Answer:
9 child and 2 adult
Explanation:
We can set up a systems of equations to solve this.
First equation:
We know he spent a total of $50 and child tickets are $4 while adult tickets are $7. We can set up an equation to represent this.
50=4c + 7a
c represents the number of child tickets bought and a represents the number of adult tickets bought.
Second Equation:
We know he bought 11 tickets, some of them are child tickets while others are for adults. We can represent this in an equation.
11= c + a
c represents the number of child tickets bought and a represents the number of adult tickets bought.
Put it all together:
The first step to solve one of the equations, isolating one of the variables.

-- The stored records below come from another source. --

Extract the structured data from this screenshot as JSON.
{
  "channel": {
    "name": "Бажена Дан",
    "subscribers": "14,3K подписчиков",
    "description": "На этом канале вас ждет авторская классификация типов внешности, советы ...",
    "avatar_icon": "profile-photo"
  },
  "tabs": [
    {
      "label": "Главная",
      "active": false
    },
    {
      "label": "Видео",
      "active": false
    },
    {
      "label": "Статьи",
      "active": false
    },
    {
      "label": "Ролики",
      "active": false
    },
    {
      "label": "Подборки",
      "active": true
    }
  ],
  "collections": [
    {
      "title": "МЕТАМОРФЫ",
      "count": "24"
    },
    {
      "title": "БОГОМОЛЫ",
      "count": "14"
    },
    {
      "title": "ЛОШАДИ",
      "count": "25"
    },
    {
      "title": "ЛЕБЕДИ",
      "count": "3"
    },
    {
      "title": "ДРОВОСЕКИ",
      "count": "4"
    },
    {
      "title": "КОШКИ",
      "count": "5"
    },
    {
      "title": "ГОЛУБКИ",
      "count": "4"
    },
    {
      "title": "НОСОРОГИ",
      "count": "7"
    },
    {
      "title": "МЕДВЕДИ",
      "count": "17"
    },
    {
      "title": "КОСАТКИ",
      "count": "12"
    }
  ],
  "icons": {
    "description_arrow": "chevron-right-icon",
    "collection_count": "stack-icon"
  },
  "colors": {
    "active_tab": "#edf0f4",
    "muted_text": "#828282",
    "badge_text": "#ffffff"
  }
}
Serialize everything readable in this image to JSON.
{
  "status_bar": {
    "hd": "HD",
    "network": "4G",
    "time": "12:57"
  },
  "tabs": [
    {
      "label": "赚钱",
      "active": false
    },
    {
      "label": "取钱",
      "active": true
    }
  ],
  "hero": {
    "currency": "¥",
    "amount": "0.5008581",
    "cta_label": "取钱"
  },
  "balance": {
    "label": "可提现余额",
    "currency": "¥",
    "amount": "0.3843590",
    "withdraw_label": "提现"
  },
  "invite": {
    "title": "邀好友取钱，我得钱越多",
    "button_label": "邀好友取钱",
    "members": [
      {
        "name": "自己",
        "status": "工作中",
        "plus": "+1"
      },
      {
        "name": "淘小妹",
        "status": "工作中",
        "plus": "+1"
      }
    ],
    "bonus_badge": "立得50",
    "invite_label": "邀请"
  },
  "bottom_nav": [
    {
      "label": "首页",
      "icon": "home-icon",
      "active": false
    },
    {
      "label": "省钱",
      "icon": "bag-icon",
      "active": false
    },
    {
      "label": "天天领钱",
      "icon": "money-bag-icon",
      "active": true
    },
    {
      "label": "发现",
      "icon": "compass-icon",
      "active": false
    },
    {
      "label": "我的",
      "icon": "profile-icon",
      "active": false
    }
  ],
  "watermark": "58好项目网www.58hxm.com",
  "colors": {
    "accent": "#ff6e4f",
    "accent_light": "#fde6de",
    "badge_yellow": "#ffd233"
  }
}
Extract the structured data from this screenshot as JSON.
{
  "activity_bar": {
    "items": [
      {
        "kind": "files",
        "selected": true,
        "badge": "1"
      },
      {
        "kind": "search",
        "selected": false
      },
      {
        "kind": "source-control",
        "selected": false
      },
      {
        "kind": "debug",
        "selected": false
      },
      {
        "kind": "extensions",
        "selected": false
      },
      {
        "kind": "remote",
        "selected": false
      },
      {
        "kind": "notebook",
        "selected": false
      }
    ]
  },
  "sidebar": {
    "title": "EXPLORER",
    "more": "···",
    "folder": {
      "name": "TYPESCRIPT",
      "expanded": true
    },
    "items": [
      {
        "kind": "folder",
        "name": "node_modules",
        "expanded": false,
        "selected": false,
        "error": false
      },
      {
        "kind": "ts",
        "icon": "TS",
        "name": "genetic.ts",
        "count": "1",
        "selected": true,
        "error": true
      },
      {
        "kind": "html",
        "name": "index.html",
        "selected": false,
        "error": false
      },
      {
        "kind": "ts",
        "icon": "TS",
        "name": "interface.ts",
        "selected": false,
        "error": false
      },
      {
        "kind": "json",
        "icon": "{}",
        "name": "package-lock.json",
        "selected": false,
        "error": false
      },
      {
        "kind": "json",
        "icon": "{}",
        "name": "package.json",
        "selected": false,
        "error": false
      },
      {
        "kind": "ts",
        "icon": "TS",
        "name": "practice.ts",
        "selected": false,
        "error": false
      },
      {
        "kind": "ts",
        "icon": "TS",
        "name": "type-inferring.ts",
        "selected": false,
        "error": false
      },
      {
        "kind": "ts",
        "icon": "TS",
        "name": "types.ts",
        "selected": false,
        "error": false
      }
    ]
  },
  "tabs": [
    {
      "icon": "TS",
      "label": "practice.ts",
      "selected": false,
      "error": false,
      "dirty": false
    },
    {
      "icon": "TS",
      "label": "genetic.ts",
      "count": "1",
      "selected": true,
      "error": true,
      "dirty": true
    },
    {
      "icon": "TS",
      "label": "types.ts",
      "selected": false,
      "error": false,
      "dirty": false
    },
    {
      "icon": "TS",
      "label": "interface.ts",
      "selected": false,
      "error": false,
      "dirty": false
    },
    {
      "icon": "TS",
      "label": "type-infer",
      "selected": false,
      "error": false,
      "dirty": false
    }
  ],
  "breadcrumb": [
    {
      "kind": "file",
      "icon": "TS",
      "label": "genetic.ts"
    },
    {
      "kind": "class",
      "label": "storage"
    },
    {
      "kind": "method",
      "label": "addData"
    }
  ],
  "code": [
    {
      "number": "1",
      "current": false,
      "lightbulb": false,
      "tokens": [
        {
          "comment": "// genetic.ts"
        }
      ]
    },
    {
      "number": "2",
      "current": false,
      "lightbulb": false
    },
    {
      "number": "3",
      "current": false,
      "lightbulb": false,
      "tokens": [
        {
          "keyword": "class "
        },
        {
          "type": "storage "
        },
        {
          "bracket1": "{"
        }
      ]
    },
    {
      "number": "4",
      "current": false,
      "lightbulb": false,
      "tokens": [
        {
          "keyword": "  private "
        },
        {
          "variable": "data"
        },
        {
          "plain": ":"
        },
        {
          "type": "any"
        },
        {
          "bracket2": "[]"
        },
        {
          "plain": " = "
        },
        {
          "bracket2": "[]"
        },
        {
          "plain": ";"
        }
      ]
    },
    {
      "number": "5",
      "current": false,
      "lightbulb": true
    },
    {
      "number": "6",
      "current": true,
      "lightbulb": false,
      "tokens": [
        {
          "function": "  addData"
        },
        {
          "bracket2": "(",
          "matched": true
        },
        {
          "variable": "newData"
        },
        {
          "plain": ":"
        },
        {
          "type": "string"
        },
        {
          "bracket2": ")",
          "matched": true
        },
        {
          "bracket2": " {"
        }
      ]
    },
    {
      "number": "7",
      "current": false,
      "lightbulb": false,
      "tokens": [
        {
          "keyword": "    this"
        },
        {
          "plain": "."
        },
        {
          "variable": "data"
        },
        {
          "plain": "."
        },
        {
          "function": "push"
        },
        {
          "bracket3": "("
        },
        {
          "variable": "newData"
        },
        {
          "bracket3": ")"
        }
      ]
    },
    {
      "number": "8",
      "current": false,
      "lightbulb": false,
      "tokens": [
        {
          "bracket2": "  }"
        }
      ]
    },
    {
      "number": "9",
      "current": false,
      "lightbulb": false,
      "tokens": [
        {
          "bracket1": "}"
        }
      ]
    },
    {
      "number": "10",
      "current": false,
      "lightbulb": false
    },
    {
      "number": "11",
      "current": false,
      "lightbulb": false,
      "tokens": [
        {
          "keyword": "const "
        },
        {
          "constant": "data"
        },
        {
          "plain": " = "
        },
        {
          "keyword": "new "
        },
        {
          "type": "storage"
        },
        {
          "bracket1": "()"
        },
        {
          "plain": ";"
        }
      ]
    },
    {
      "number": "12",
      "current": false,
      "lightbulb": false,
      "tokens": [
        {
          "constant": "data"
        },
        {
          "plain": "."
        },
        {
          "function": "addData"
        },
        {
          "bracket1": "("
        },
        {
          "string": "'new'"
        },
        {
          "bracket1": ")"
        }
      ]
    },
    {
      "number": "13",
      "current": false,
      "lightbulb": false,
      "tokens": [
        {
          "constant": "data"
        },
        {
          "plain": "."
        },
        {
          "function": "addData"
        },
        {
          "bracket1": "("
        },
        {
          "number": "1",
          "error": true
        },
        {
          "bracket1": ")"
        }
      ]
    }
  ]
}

In this explanation, I will be solving the second equation first. I am going to solve it to be in terms of a, meaning I will isolate a.
- 11= c + a
- Subtract c from both sides
- Now you have 11 - c = a
Now that I have this equation, I will plug it in for a in the first equation and solve to isolate c.
- 50 = 4c + 7 (11 - c)
- Distribute the 7: 50= 4c + 77 - 7c
- Now combine like terms: 50 = -3c + 77
- Subtract 77 from both sides: -27 = -3c
- Divide both sides by -3: 9=c
Now we know that the number of child tickets bought was 9. To find out the number of adults tickets bought we plug 9 into another equation. I'm going to plug it into the second equation and solve to isolate a.
- 11= 9 + a
- Subtract 9 from both sides: 2= a
Now we are done, we know he bought 2 adult tickets and 9 child tickets.